Und diese Lösung kam. Sie trug das unscheinbare Kürzel „CPA“ und wurde 1989 auf einer Konferenz in Genf beschlossen. In diesem „Umfassenden Aktionsplan für die Indochina-Flüchtlinge“ einigten sich die Länder Südostasiens darauf, alle Geflüchteten zumindest temporär, das heißt bis zur Feststellung ihres Status als Geflüchtete oder Asylsuchende, aufzunehmen und von kategorischen Abweisungen abzusehen. Gleichzeitig verpflichteten sich die Industriestaaten dazu, ebenfalls in begrenztem Maße Zuflucht zu gewähren. Die Umsetzung des CPA wurde dem UN-Flüchtlingshilfswerk UNHCR anvertraut, das fortan nicht nur Monitoring-Aufgaben übernahm – also die Rechtmäßigkeit des Aufenthalts von Einzelpersonen überprüfte –, sondern auch das Orderly Departure Program (ODP) ausarbeitete, mit dem Vietnamesen fortan auf legalem und vor allem sicherem Wege aus ihrer Heimat in die jeweiligen Aufnahmeländer ausgeflogen werden konnten.
Im Rahmen des CPA wurden mehr als eine halbe Million Geflüchteter erfolgreich in Staaten wie den USA, Kanada und Australien neu angesiedelt.

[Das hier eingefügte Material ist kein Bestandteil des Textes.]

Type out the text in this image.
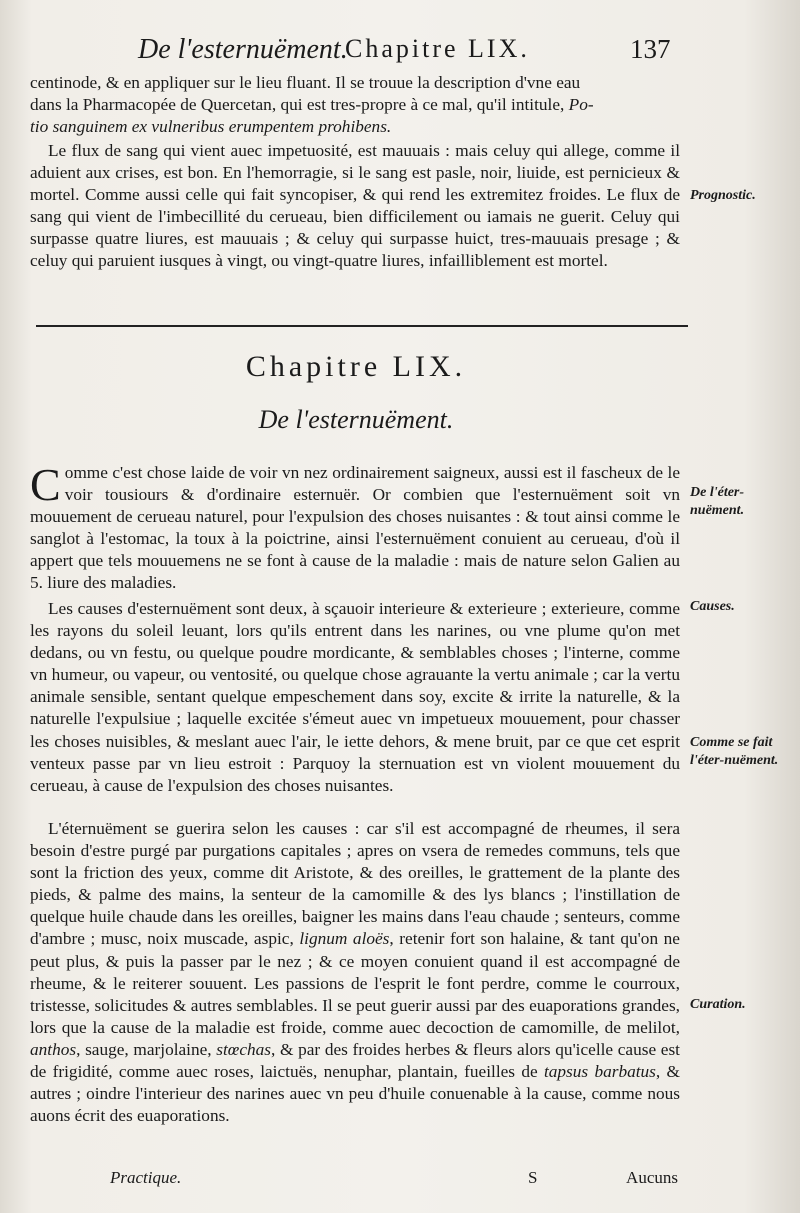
De l'esternuëment.
Chapitre LIX.	137
centinode, & en appliquer sur le lieu fluant. Il se trouue la description d'vne eau
dans la Pharmacopée de Quercetan, qui est tres-propre à ce mal, qu'il intitule, Po-
tio sanguinem ex vulneribus erumpentem prohibens.
Le flux de sang qui vient auec impetuosité, est mauuais : mais celuy qui allege, comme il aduient aux crises, est bon. En l'hemorragie, si le sang est pasle, noir, liuide, est pernicieux & mortel. Comme aussi celle qui fait syncopiser, & qui rend les extremitez froides. Le flux de sang qui vient de l'imbecillité du cerueau, bien difficilement ou iamais ne guerit. Celuy qui surpasse quatre liures, est mauuais ; & celuy qui surpasse huict, tres-mauuais presage ; & celuy qui paruient iusques à vingt, ou vingt-quatre liures, infailliblement est mortel.
Chapitre LIX.
De l'esternuëment.
Comme c'est chose laide de voir vn nez ordinairement saigneux, aussi est il fascheux de le voir tousiours & d'ordinaire esternuër. Or combien que l'esternuëment soit vn mouuement de cerueau naturel, pour l'expulsion des choses nuisantes : & tout ainsi comme le sanglot à l'estomac, la toux à la poictrine, ainsi l'esternuëment conuient au cerueau, d'où il appert que tels mouuemens ne se font à cause de la maladie : mais de nature selon Galien au 5. liure des maladies.
Les causes d'esternuëment sont deux, à sçauoir interieure & exterieure ; exterieure, comme les rayons du soleil leuant, lors qu'ils entrent dans les narines, ou vne plume qu'on met dedans, ou vn festu, ou quelque poudre mordicante, & semblables choses ; l'interne, comme vn humeur, ou vapeur, ou ventosité, ou quelque chose agrauante la vertu animale ; car la vertu animale sensible, sentant quelque empeschement dans soy, excite & irrite la naturelle, & la naturelle l'expulsiue ; laquelle excitée s'émeut auec vn impetueux mouuement, pour chasser les choses nuisibles, & meslant auec l'air, le iette dehors, & mene bruit, par ce que cet esprit venteux passe par vn lieu estroit : Parquoy la sternuation est vn violent mouuement du cerueau, à cause de l'expulsion des choses nuisantes.
L'éternuëment se guerira selon les causes : car s'il est accompagné de rheumes, il sera besoin d'estre purgé par purgations capitales ; apres on vsera de remedes communs, tels que sont la friction des yeux, comme dit Aristote, & des oreilles, le grattement de la plante des pieds, & palme des mains, la senteur de la camomille & des lys blancs ; l'instillation de quelque huile chaude dans les oreilles, baigner les mains dans l'eau chaude ; senteurs, comme d'ambre ; musc, noix muscade, aspic, lignum aloës, retenir fort son halaine, & tant qu'on ne peut plus, & puis la passer par le nez ; & ce moyen conuient quand il est accompagné de rheume, & le reiterer souuent. Les passions de l'esprit le font perdre, comme le courroux, tristesse, solicitudes & autres semblables. Il se peut guerir aussi par des euaporations grandes, lors que la cause de la maladie est froide, comme auec decoction de camomille, de melilot, anthos, sauge, marjolaine, stœchas, & par des froides herbes & fleurs alors qu'icelle cause est de frigidité, comme auec roses, laictuës, nenuphar, plantain, fueilles de tapsus barbatus, & autres ; oindre l'interieur des narines auec vn peu d'huile conuenable à la cause, comme nous auons écrit des euaporations.
Prognostic.
De l'éter-nuëment.
Causes.
Comme se fait l'éter-nuëment.
Curation.
Practique.	S	Aucuns
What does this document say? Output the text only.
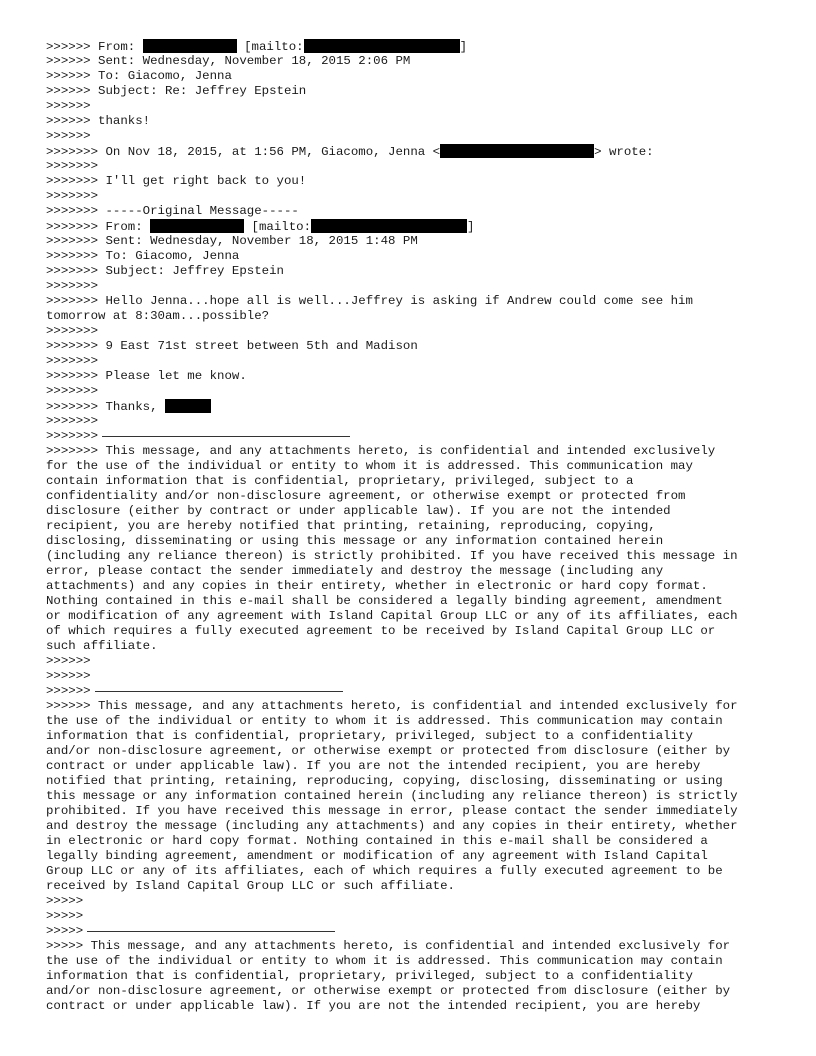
>>>>>> From:	[mailto:	]
>>>>>> Sent: Wednesday, November 18, 2015 2:06 PM
>>>>>> To: Giacomo, Jenna
>>>>>> Subject: Re: Jeffrey Epstein
>>>>>>
>>>>>> thanks!
>>>>>>
>>>>>>> On Nov 18, 2015, at 1:56 PM, Giacomo, Jenna <	> wrote:
>>>>>>>
>>>>>>> I'll get right back to you!
>>>>>>>
>>>>>>> -----Original Message-----
>>>>>>> From:	[mailto:	]
>>>>>>> Sent: Wednesday, November 18, 2015 1:48 PM
>>>>>>> To: Giacomo, Jenna
>>>>>>> Subject: Jeffrey Epstein
>>>>>>>
>>>>>>> Hello Jenna...hope all is well...Jeffrey is asking if Andrew could come see him
tomorrow at 8:30am...possible?
>>>>>>>
>>>>>>> 9 East 71st street between 5th and Madison
>>>>>>>
>>>>>>> Please let me know.
>>>>>>>
>>>>>>> Thanks,
>>>>>>>
>>>>>>>
>>>>>>> This message, and any attachments hereto, is confidential and intended exclusively
for the use of the individual or entity to whom it is addressed. This communication may
contain information that is confidential, proprietary, privileged, subject to a
confidentiality and/or non-disclosure agreement, or otherwise exempt or protected from
disclosure (either by contract or under applicable law). If you are not the intended
recipient, you are hereby notified that printing, retaining, reproducing, copying,
disclosing, disseminating or using this message or any information contained herein
(including any reliance thereon) is strictly prohibited. If you have received this message in
error, please contact the sender immediately and destroy the message (including any
attachments) and any copies in their entirety, whether in electronic or hard copy format.
Nothing contained in this e-mail shall be considered a legally binding agreement, amendment
or modification of any agreement with Island Capital Group LLC or any of its affiliates, each
of which requires a fully executed agreement to be received by Island Capital Group LLC or
such affiliate.
>>>>>>
>>>>>>
>>>>>>
>>>>>> This message, and any attachments hereto, is confidential and intended exclusively for
the use of the individual or entity to whom it is addressed. This communication may contain
information that is confidential, proprietary, privileged, subject to a confidentiality
and/or non-disclosure agreement, or otherwise exempt or protected from disclosure (either by
contract or under applicable law). If you are not the intended recipient, you are hereby
notified that printing, retaining, reproducing, copying, disclosing, disseminating or using
this message or any information contained herein (including any reliance thereon) is strictly
prohibited. If you have received this message in error, please contact the sender immediately
and destroy the message (including any attachments) and any copies in their entirety, whether
in electronic or hard copy format. Nothing contained in this e-mail shall be considered a
legally binding agreement, amendment or modification of any agreement with Island Capital
Group LLC or any of its affiliates, each of which requires a fully executed agreement to be
received by Island Capital Group LLC or such affiliate.
>>>>>
>>>>>
>>>>>
>>>>> This message, and any attachments hereto, is confidential and intended exclusively for
the use of the individual or entity to whom it is addressed. This communication may contain
information that is confidential, proprietary, privileged, subject to a confidentiality
and/or non-disclosure agreement, or otherwise exempt or protected from disclosure (either by
contract or under applicable law). If you are not the intended recipient, you are hereby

Die systematische – wenn auch teils mangelhafte – Feststellung des Flüchtlingsstatus der Boatpeople durch die UN bestärkte die Bereitschaft von Drittstaaten, weitere Geflüchtete aufzunehmen. Selbst Länder wie Thailand und Indonesien, die die Genfer Flüchtlingskonvention von 1951 nicht unterzeichnet hatten, akzeptierten die im CPA festgelegten Empfehlungen. Das ODP sorgte derweil dafür, dass Geflüchtete sich nicht länger auf gefährliche Seereisen einlassen mussten.

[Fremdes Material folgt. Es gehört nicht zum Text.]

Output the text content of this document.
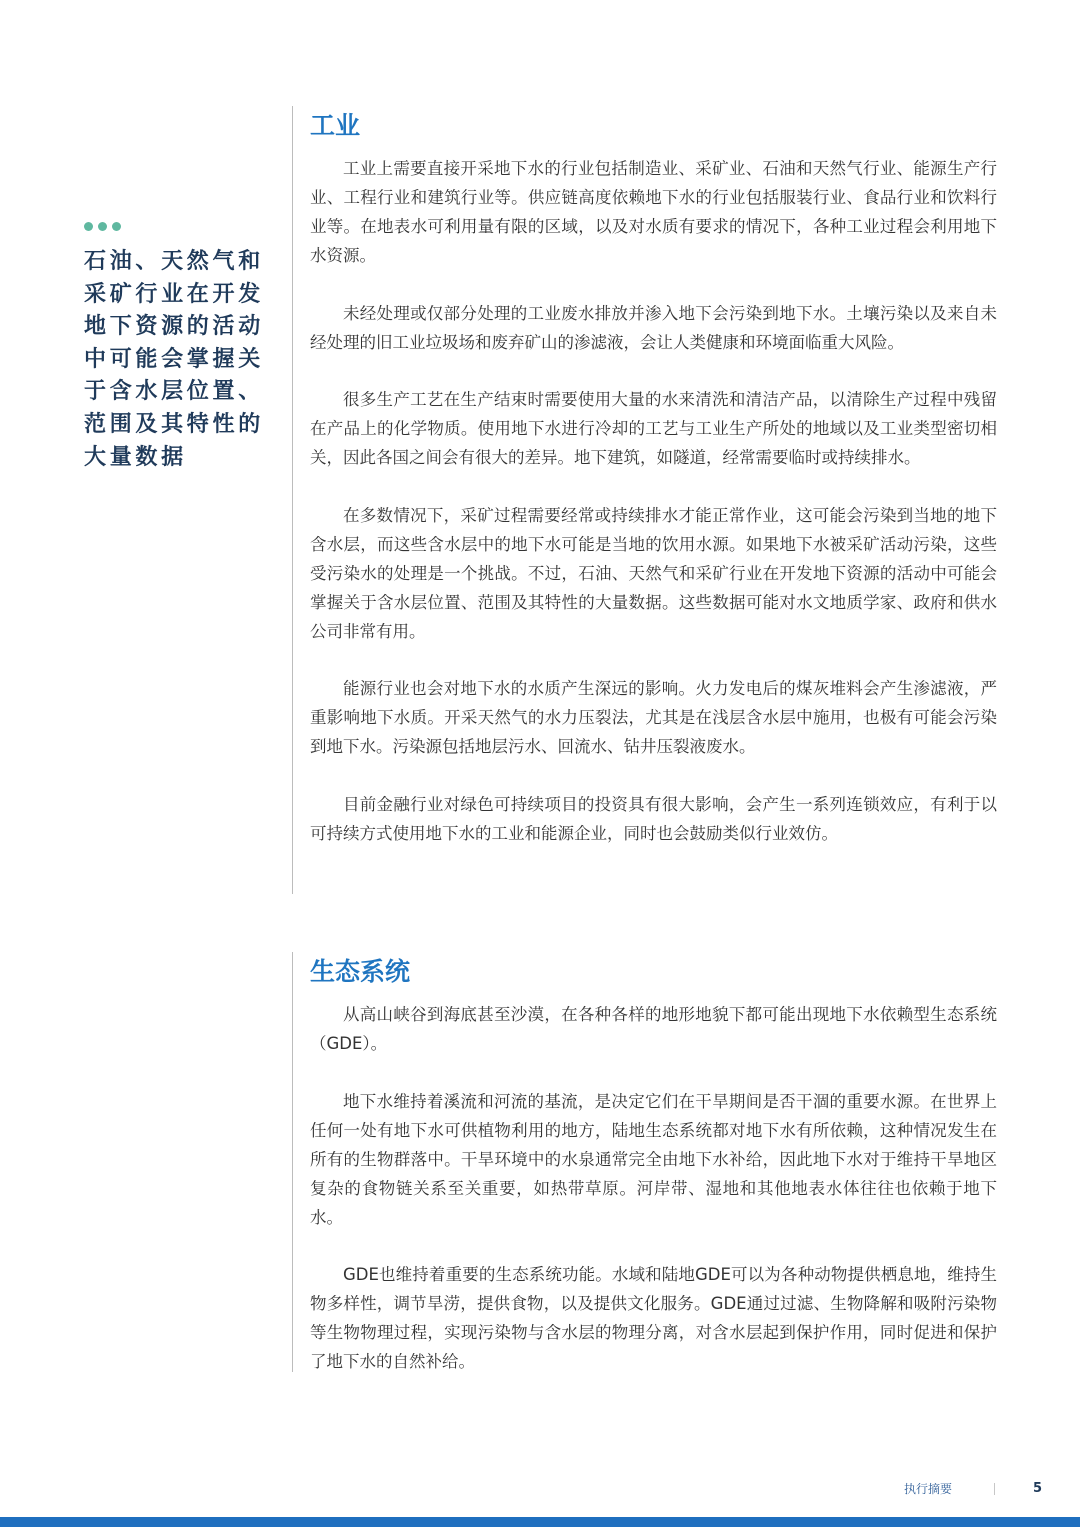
石油、天然气和采矿行业在开发地下资源的活动中可能会掌握关于含水层位置、范围及其特性的大量数据

工业

工业上需要直接开采地下水的行业包括制造业、采矿业、石油和天然气行业、能源生产行业、工程行业和建筑行业等。供应链高度依赖地下水的行业包括服装行业、食品行业和饮料行业等。在地表水可利用量有限的区域，以及对水质有要求的情况下，各种工业过程会利用地下水资源。

未经处理或仅部分处理的工业废水排放并渗入地下会污染到地下水。土壤污染以及来自未经处理的旧工业垃圾场和废弃矿山的渗滤液，会让人类健康和环境面临重大风险。

很多生产工艺在生产结束时需要使用大量的水来清洗和清洁产品，以清除生产过程中残留在产品上的化学物质。使用地下水进行冷却的工艺与工业生产所处的地域以及工业类型密切相关，因此各国之间会有很大的差异。地下建筑，如隧道，经常需要临时或持续排水。

在多数情况下，采矿过程需要经常或持续排水才能正常作业，这可能会污染到当地的地下含水层，而这些含水层中的地下水可能是当地的饮用水源。如果地下水被采矿活动污染，这些受污染水的处理是一个挑战。不过，石油、天然气和采矿行业在开发地下资源的活动中可能会掌握关于含水层位置、范围及其特性的大量数据。这些数据可能对水文地质学家、政府和供水公司非常有用。

能源行业也会对地下水的水质产生深远的影响。火力发电后的煤灰堆料会产生渗滤液，严重影响地下水质。开采天然气的水力压裂法，尤其是在浅层含水层中施用，也极有可能会污染到地下水。污染源包括地层污水、回流水、钻井压裂液废水。

目前金融行业对绿色可持续项目的投资具有很大影响，会产生一系列连锁效应，有利于以可持续方式使用地下水的工业和能源企业，同时也会鼓励类似行业效仿。

生态系统

从高山峡谷到海底甚至沙漠，在各种各样的地形地貌下都可能出现地下水依赖型生态系统（GDE）。

地下水维持着溪流和河流的基流，是决定它们在干旱期间是否干涸的重要水源。在世界上任何一处有地下水可供植物利用的地方，陆地生态系统都对地下水有所依赖，这种情况发生在所有的生物群落中。干旱环境中的水泉通常完全由地下水补给，因此地下水对于维持干旱地区复杂的食物链关系至关重要，如热带草原。河岸带、湿地和其他地表水体往往也依赖于地下水。

GDE也维持着重要的生态系统功能。水域和陆地GDE可以为各种动物提供栖息地，维持生物多样性，调节旱涝，提供食物，以及提供文化服务。GDE通过过滤、生物降解和吸附污染物等生物物理过程，实现污染物与含水层的物理分离，对含水层起到保护作用，同时促进和保护了地下水的自然补给。

执行摘要	5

Was wir heute beobachten, ist das exakte Gegenteil dieser Maßnahmen: Statt Verantwortung zu übernehmen und kooperative Lösungen auf internationaler Ebene anzustreben, haben Großteile von Europa und dem Rest der Welt sich darauf verlegt, die Fluchtrouten der Geflüchteten bestmöglich zu blockieren. Derweil sind weiterhin rund 68 Prozent der weltweit Vertriebenen in Entwicklungsländern untergebracht, die schlecht dafür gerüstet sind, Schutz zu gewährleisten. Folgerichtig gehen immer mehr von ihnen dazu über, gefährliche See- und Landrouten zu nutzen, um unbefugt nach Europa einzureisen.

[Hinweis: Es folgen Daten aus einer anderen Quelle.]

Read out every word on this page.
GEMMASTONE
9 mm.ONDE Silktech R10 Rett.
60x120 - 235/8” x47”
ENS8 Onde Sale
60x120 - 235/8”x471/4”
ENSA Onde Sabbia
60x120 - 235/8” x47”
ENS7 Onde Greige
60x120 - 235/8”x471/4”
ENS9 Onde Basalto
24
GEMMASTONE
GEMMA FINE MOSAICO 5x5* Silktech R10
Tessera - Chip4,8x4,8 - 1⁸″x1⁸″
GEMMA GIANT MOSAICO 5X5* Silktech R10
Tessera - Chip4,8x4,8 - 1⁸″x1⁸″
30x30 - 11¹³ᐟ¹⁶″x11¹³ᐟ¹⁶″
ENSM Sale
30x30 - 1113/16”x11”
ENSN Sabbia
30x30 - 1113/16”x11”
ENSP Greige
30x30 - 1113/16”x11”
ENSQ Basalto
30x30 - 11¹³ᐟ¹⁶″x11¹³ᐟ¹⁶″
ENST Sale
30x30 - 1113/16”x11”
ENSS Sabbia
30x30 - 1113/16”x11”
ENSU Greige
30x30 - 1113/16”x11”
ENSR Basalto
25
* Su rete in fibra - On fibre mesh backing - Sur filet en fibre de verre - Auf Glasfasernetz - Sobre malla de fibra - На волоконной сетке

Es ist höchste Zeit, nach dem Vorbild des CPA internationale Lösungen anzustreben, etwa die Finanzierung des UNHCR dramatisch aufzustocken, Neuansiedlungsplätze für Geflüchtete zu gewährleisten und sichere Fluchtwege zu schaffen. Entscheidend wird dabei vor allem die Zahl der Industrienationen sein, die schlussendlich an solchen Programmen teilnehmen. Genau wie die Auswirkungen des Vietnamkriegs verlangen auch die des syrischen Bürgerkriegs eine globale Antwort.